Non ci potevo credere, Nicholas era veramente davanti a me, in California.
< Come stai piccola?>
< Adesso bene.>
< Capisco il motivo del tuo discorso quando te ne sei andata. Ma io senza te non ci sò stare, davvero. Sei come ossigeno per me. Ho una novità per te, devi decidere se accettare o no.>
< Dimmi.> Ero abbastanza titubante, lo amavo, ma cos'aveva in mente?
< Io verrò a trovarti con tua madre, sempre. Staremo insieme una settimana al mese per due anni. Sarà la nostra prova: se riusciremo ad andare avanti, possiamo resistere a tutto. >
Erano già passati sei mesi, e lo avevo pensato ogni singolo giorno. La sua proposta era belllissima, ma questo significava dire a mio padre che non potevo rimanere in California per un tempo che somiglia al per sempre.
< Va bene.>
Appena lo dissi mi prese in braccio portando le mie gambe attorno alla sua vita, per dimostrare la sua enfasi. La gente dell'aereoporto non ci degnava di un'occhiata, mentre Lindsay e Jeremy sorridevano felici. Eravamo due quindicenni innamorati, che c'era di male? Il futuro ci avrebbe detto se eravamo destinati a durare per sempre. Per adesso, m'importava solo una cosa: io lo amavo, lui mi amava. Avremmo combattuto la distanza, lo giuro.
15 anni dopo.
Il vestito era troppo stretto, oddio. Lindsay mi stava intorno per riuscire ad infilarmelo, e dopo diversi sforzi immani riuscì nell'intento. Mi guardai allo specchio e scoppiai a piangere.
< Non subito, Holly. Aspetta almeno che ti abbia detto sì!>
Percorrevo la navata centrale della chiesa, cercando di non cadere dai tacchi troppo alti per i miei gusti. Mia madre piangeva già, seduta al primo banco. La chiesa era addobbata di rosso, con rose e stoffe dovunque. Ma non m'interessava, avevo occhi solo per lui.
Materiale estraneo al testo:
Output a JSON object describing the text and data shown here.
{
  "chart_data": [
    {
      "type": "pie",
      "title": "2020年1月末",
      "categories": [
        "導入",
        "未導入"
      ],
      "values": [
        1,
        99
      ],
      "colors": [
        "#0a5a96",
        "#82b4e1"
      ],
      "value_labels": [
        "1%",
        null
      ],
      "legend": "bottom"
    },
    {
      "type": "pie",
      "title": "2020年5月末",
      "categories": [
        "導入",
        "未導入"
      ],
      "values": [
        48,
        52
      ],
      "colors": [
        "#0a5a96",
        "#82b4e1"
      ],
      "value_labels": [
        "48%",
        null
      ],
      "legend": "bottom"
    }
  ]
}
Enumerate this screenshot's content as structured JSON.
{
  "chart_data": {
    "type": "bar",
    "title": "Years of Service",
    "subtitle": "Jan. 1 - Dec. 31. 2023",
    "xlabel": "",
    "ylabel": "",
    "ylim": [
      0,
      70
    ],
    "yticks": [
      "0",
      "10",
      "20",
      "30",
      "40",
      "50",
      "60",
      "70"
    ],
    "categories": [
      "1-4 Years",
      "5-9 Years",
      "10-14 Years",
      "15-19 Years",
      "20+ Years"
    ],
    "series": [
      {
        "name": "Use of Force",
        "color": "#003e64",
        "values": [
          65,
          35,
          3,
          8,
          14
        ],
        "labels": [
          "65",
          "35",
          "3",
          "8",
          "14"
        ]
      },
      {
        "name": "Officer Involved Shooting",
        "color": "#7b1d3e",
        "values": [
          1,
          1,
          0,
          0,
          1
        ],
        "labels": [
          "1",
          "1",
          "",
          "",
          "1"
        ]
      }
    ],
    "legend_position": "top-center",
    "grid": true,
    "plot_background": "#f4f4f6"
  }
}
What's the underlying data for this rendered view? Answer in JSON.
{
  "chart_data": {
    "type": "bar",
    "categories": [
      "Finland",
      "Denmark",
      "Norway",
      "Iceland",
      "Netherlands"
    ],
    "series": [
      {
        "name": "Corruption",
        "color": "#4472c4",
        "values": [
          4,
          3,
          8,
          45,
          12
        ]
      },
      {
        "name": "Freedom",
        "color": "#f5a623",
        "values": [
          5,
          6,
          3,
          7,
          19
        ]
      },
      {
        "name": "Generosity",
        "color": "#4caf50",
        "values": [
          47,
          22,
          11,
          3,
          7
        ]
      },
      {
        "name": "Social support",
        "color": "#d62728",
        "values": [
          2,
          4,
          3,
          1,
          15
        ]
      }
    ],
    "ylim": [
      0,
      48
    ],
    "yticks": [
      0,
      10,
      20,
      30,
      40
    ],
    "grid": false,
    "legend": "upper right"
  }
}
Nicholas mi sorrideva felice dall'altare. Non era cambiato molto, nonstante avesse trent'anni. Anche il giorno del nostro matrimonio i capelli erano disordinati e l'aria da ragazzo scanzonato non la perse di certo. La mia damigella d'onore era Lindsay, il mio testimone Jeremy.
Fù una cerimonia normale, a parte Nicholas che alla risposta alla fatidica domanda al posto di "lo voglio" rispose: "le sembro scemo? Certo che lo voglio!" Suscitando una ristata generale.
Ce l'avevamo fatta, avevamo combattuto la distanza. E adesso eravamo lì, dopo quindici anni insieme. E lo amavo, più della mia stessa vita.